Cinq sous-officiers de la gendarmerie ivoirienne, arrêtés le 21 juin 2025 par des Volontaires pour la défense de la patrie (VDP) burkinabè à la frontière entre les deux pays, ont été remis en liberté et sont rentrés à Abidjan. Leur interpellation, survenue alors qu’ils patrouillaient dans la zone d’orpaillage de Kalamon, avait suscité une vive réaction du gouvernement ivoirien, dénonçant une « violation manifeste de sa souveraineté ».
Les gendarmes ivoiriens ont été arrêtés alors qu’ils menaient une opération de routine dans une zone connue pour ses activités d’orpaillage illégal, à seulement deux kilomètres de la frontière. Selon les autorités ivoiriennes, ils ont été conduits sur le territoire burkinabè puis transférés à Ouagadougou. Cette action unilatérale des VDP – des supplétifs civils armés opérant aux côtés des forces régulières burkinabè – a été perçue comme une provocation et un dangereux précédent sécuritaire.
Ce nouvel incident s’inscrit dans un contexte régional déjà tendu. Depuis plusieurs années, la zone frontalière entre Doropo et le sud du Burkina Faso est devenue un foyer d’instabilité, nourri par les trafics, le terrorisme et l’exploitation minière illégale. L’arrestation de gendarmes ivoiriens n’est pas une première : deux agents avaient déjà été détenus en 2023 par les autorités burkinabè dans des circonstances similaires, avant d’être libérés grâce à une médiation du président togolais Faure Gnassingbé.
L’arrestation des cinq gendarmes a ravivé les tensions entre Abidjan et Ouagadougou, dont les relations se sont considérablement détériorées depuis l’arrivée au pouvoir du capitaine Ibrahim Traoré.
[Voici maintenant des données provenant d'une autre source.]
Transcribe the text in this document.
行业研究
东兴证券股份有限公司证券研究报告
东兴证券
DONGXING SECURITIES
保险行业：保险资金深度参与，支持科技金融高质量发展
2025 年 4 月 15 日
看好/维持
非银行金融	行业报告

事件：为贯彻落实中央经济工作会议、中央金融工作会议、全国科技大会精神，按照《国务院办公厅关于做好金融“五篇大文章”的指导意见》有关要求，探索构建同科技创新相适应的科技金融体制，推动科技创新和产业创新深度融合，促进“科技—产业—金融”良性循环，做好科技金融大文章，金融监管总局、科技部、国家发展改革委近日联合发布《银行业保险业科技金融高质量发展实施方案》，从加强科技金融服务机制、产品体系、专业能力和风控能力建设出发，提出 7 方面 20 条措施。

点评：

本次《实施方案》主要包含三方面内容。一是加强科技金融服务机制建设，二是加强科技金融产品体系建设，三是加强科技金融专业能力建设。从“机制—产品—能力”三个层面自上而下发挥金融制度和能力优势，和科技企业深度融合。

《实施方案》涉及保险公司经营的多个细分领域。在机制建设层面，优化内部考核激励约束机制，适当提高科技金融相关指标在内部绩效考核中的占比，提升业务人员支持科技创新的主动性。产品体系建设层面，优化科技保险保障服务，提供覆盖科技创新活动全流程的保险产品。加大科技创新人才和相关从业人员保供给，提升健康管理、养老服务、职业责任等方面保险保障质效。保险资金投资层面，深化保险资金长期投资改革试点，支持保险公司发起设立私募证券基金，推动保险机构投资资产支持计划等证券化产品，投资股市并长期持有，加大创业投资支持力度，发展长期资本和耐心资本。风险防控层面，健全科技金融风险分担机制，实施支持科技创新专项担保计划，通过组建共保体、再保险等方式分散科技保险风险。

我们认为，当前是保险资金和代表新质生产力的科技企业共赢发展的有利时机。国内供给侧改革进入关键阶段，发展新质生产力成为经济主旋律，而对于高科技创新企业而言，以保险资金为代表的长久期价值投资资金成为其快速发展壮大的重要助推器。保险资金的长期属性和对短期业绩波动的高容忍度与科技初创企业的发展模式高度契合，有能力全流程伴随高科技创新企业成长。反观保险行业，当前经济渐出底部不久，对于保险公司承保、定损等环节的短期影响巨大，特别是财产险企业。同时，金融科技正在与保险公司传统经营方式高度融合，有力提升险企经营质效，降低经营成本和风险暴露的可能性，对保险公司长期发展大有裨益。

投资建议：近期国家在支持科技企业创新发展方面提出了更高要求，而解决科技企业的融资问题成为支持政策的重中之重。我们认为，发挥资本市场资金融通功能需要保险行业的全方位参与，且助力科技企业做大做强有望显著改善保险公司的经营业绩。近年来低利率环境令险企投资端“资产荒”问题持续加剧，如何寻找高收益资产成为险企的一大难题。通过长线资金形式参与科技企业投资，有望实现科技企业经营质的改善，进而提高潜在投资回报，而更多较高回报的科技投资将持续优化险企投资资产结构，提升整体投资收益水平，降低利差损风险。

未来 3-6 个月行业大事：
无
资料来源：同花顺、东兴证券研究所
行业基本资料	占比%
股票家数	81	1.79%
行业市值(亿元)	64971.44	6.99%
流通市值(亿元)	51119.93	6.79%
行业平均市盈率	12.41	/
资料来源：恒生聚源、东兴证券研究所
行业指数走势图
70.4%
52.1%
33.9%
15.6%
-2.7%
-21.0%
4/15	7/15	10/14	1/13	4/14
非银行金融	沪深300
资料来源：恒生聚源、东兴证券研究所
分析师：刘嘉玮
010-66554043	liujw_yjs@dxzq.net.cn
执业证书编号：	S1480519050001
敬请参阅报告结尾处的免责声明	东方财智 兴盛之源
La Côte d’Ivoire, déjà fragilisée par l’afflux de plus de 80 000 réfugiés burkinabè fuyant les violences jihadistes, craint une extension de l’instabilité venue du nord. La question de la coordination transfrontalière en matière de sécurité devient cruciale, notamment face à la montée en puissance des groupes armés non étatiques.
Créés pour épauler l’armée burkinabè dans sa lutte contre les groupes jihadistes, les VDP échappent souvent à tout contrôle. Leur intervention hors de leur territoire national, comme dans l’affaire de Kalamon, illustre les dérives possibles de ces forces supplétives. Abidjan, qui coopère avec les pays voisins dans le cadre de l’Initiative d’Accra, s’inquiète de voir ces milices armées interférer dans ses propres dispositifs sécuritaires, en marge des conventions militaires régionales.
L’affaire des gendarmes ivoiriens souligne une réalité plus large : l’effritement de l’autorité étatique dans les zones frontalières, où se superposent intérêts économiques illicites, insécurité chronique et stratégies militaires non coordonnées. Tant que les États de la région n’auront pas mis en place des mécanismes clairs de coopération transfrontalière, ce type d’incident risque de se répéter, alimentant les méfiances et les tensions interétatiques.